For the first time since I’d met her, she seemed afraid.
“Help.” She said it quietly, as if she didn’t really want to ask.
I measured the distance between us and knew at once she was too far away. Looking quickly, I spied another root that was closer. Without thinking, I launched myself towards it, caught hold, forced one of my feet under it (hoping as I did that it wouldn’t simply snap), wrapped my tail around it as well and stood up, sideways on the wall. I stretched as much as I could and saw that she was
still too far away.
“Max!” I shouted, and for once he responded quickly.
He darted down to her foot, caught it, and flapped his wings in an effort to slow her down and drag her towards me.

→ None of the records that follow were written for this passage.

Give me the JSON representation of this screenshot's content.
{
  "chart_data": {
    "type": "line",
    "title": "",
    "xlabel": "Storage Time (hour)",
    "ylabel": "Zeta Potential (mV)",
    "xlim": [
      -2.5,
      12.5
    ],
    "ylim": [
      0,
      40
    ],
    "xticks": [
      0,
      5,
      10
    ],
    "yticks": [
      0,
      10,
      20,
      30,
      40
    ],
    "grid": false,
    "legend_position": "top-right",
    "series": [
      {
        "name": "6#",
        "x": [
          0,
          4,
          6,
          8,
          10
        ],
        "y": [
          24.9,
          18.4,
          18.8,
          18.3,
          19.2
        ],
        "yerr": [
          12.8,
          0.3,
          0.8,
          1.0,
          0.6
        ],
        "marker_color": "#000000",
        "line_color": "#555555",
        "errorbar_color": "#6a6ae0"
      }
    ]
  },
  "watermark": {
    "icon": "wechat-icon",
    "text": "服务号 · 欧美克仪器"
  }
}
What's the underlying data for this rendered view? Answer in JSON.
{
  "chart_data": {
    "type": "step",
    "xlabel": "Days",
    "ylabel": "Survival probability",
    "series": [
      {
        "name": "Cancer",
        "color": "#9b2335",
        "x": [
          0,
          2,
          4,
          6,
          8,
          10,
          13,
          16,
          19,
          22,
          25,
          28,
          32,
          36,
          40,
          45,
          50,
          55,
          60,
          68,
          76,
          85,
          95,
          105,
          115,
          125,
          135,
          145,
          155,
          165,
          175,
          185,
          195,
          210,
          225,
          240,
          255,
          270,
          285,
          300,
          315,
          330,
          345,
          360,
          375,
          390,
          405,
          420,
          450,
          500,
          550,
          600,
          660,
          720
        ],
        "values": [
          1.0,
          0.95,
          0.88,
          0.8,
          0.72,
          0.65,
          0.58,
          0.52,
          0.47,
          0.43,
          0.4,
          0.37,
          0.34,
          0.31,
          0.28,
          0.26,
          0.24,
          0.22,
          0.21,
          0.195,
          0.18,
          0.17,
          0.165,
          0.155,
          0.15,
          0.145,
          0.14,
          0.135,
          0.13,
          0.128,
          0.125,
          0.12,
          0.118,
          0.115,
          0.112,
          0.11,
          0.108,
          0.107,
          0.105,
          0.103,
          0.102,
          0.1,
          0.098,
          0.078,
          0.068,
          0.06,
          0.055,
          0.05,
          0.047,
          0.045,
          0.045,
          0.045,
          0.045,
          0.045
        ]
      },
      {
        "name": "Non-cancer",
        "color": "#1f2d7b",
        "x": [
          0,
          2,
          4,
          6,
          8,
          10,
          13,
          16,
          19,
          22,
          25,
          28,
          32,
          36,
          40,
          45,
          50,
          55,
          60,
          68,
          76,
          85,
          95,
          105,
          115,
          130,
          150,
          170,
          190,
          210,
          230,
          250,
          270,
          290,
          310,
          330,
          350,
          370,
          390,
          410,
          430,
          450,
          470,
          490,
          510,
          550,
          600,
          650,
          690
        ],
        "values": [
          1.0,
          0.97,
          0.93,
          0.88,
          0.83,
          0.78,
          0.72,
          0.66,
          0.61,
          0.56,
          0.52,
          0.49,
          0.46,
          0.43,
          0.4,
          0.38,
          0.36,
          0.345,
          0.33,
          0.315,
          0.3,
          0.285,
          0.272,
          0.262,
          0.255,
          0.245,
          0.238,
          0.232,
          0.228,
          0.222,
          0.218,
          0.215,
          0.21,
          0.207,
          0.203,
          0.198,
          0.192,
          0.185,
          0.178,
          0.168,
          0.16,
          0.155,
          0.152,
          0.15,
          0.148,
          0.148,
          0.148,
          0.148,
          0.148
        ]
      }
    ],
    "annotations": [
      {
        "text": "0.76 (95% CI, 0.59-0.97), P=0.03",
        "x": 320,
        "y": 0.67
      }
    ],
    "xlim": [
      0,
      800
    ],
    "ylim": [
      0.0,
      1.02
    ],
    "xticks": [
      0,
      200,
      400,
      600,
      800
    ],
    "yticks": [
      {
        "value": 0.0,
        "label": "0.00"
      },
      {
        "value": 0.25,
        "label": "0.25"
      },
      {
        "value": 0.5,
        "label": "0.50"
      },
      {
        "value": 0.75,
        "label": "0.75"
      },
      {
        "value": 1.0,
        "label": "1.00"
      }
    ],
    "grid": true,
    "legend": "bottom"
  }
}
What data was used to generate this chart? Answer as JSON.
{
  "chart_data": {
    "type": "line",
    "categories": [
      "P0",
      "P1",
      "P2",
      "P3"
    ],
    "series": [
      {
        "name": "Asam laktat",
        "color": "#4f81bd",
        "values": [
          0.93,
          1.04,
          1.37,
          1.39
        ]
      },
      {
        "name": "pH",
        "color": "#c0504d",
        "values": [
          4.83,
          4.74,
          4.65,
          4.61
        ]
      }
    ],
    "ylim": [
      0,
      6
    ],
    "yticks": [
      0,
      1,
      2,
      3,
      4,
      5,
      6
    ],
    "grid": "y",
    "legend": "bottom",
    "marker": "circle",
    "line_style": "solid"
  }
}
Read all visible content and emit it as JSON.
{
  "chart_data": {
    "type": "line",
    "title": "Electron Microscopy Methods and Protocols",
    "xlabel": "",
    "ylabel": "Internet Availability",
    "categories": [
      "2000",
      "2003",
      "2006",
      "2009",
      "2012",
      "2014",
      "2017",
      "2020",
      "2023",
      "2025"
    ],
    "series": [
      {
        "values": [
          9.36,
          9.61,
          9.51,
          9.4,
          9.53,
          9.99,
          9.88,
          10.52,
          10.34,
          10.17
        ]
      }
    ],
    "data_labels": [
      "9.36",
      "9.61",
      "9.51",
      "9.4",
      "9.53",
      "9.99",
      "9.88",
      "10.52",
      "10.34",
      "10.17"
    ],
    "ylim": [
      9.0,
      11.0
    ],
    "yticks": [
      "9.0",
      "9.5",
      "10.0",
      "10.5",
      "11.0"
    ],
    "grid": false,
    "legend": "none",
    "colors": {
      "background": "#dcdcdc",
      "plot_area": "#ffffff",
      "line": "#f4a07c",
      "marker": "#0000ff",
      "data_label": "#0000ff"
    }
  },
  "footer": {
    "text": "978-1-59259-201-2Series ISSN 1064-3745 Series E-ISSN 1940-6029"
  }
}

It was never going to be enough. Even with Max’s efforts, she was going to pass just out of my reach. There was nothing I could do.
Except that instead of trying to reach Gabby directly, I stretched as much as I could and grabbed hold of Max.
He yelped in surprise.
“Don’t let go!” I gritted. He hadn’t and didn’t, so I pulled both him and Gabby back to the wall.
Gabby clutched the same root I’d found and turned to me. “This doesn’t make up for my crystal ball or anything, but thank you.”
I didn’t know quite how to respond, so I changed the subject. “Can you climb? I don’t think I want to be hanging on to this root when the pixie dust wears off.”
We climbed. It was surprisingly easy to do so. Not only did our weightlessness mean that we weren’t fighting gravity on the way up, but the roots also helped us by conveniently becoming thicker and stronger the higher we went.
Sooner than I would have expected, we reached the grassy edge of the Demesne and clambered over.
Perhaps I should have anticipated it, but the thought never entered my head. Of course the Shadow would have posted guards. Of course they would be orcs, garbed in golden armor and bristling with weapons. And of course there would be one patrolling the Demesne just where we gained the top.
This particular orc was at least as big as any of those that had so recently been after us. He was watching us with a mixture of surprise and curiosity twisting his abnormally brutish face. His reactions, however, were just as swift and potentially painful as those of any of his kind. He aimed a pike with a particularly nasty-looking ax head and spike arrangement at the pointy end our way.
“Who you?” he asked, his voice as deep and gravelly as any orc could hope for. “What you doin’ here?”